Nestlé will provide annual updates to provide transparency on its progress.
On the markets this morning, the FSTE 100 has opened up 0.1% to 6,472.2pts.
Risers this morning include Science in Sport, up 6.7% to 32p, WH Smith, up 4.2% to 1,615.6p, McColl’s Retail Group, up 2.6% to 31.4p.
Fallers so far include Hotel Chocolat, down 5% to 393.5p, Finsbury Food Group, down 2.9% to 74.8p and Stock Spirits, down 1.8% to 266.5p.
Morrisons is up 0.6% to 179.8p after its announcement last night.
Yesterday in the City
The FTSE 100 ended the day up 1.2% at 6,463.3pts yesterday.
However, UK supermarkets and some retailers ended the day down as Tesco announced it would give back £585m in business rates and were followed by Morrisons.
Tesco ended the day down 1.9% to 224.5p, while Morrisons was down 2.3% to 178.7p and Sainsbury’s – which hasn’t yet committed to pay back its business rates relief - ended the day down 2.9% to 209.9p.
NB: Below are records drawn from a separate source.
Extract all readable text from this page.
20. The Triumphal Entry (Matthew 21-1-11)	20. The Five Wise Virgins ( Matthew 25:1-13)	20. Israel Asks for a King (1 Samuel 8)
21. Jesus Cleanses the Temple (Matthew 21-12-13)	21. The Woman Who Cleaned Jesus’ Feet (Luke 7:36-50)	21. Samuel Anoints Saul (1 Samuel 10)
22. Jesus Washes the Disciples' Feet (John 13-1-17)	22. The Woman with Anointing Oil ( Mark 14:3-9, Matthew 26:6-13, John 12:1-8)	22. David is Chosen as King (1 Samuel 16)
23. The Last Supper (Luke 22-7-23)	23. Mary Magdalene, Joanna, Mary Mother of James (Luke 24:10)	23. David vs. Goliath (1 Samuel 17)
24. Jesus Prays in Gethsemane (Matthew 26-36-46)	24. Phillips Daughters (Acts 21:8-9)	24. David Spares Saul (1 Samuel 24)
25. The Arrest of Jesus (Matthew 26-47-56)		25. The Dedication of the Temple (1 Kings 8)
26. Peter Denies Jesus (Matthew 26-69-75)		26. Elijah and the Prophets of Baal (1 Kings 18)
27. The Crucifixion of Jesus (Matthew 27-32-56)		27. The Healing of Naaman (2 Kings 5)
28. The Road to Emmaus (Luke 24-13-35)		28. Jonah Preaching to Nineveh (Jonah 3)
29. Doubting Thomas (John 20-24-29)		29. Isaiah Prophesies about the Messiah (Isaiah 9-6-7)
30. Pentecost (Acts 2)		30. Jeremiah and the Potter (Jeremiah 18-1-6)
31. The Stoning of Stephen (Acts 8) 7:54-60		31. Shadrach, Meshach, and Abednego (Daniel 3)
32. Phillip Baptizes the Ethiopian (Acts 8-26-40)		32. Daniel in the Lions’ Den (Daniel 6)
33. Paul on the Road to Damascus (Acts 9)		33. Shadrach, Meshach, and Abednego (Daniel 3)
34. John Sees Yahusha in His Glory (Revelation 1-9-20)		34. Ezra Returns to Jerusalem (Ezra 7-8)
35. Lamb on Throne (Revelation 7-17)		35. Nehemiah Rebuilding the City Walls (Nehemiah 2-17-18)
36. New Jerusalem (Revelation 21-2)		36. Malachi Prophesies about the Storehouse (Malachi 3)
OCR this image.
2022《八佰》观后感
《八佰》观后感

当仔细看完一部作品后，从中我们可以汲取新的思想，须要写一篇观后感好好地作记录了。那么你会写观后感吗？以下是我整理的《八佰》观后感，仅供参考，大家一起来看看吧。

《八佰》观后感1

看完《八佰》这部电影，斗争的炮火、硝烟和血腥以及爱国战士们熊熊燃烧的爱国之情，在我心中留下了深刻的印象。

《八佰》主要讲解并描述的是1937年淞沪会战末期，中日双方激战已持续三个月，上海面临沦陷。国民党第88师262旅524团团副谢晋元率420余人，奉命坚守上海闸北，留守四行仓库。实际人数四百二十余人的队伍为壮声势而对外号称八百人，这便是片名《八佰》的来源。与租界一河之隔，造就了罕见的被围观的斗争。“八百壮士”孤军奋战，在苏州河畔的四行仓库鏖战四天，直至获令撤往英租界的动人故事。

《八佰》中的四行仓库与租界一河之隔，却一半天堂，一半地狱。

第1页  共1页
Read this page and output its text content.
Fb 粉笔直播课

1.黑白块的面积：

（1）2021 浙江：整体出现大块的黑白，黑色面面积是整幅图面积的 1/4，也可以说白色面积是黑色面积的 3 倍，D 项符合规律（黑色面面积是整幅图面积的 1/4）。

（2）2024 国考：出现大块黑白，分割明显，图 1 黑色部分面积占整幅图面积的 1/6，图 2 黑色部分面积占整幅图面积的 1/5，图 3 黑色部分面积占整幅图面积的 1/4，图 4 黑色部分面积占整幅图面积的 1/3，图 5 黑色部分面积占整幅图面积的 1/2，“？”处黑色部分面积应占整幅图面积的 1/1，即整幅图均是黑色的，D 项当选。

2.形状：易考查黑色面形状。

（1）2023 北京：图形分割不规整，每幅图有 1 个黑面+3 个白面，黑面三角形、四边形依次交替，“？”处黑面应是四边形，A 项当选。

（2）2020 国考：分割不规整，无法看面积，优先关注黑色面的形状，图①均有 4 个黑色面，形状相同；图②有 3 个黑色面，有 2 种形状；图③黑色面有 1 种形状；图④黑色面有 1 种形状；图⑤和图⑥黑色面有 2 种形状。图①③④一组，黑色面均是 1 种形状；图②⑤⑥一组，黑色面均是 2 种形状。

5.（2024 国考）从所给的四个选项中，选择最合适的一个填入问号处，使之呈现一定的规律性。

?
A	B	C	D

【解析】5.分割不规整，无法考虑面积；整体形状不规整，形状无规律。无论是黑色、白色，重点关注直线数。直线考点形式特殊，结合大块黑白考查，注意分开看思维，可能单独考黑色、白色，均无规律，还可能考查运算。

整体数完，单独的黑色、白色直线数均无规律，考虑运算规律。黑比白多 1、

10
Other retailers on the slide included McColl’s, down 5.1% to 30.6p, Pets at Home, down 2.2% to 409.6p and B&M European Value Retail, down 2.2% to 478p.
The rest of the day’s fallers included Nichols, down 5.4% to 1,140p, Devro, down 1.9% to 157p Reckitt Benckiser, down 1.5% to 6,350p, DS Smith, down 1.5% to 339.4p and Cranswick, down 1.2% to 3,486p.
The day’s risers included Hotel Chocolat, up 5% to 393.5p, SSP Group, up 5.3% to 360p, Science in Sport, up 5.3% to 30p, Naked Wines, up 3.4% to 610p, Imperial Brands, up 3.1% to 1,420p and Finsbury Food Group, up 2.7% to 77p.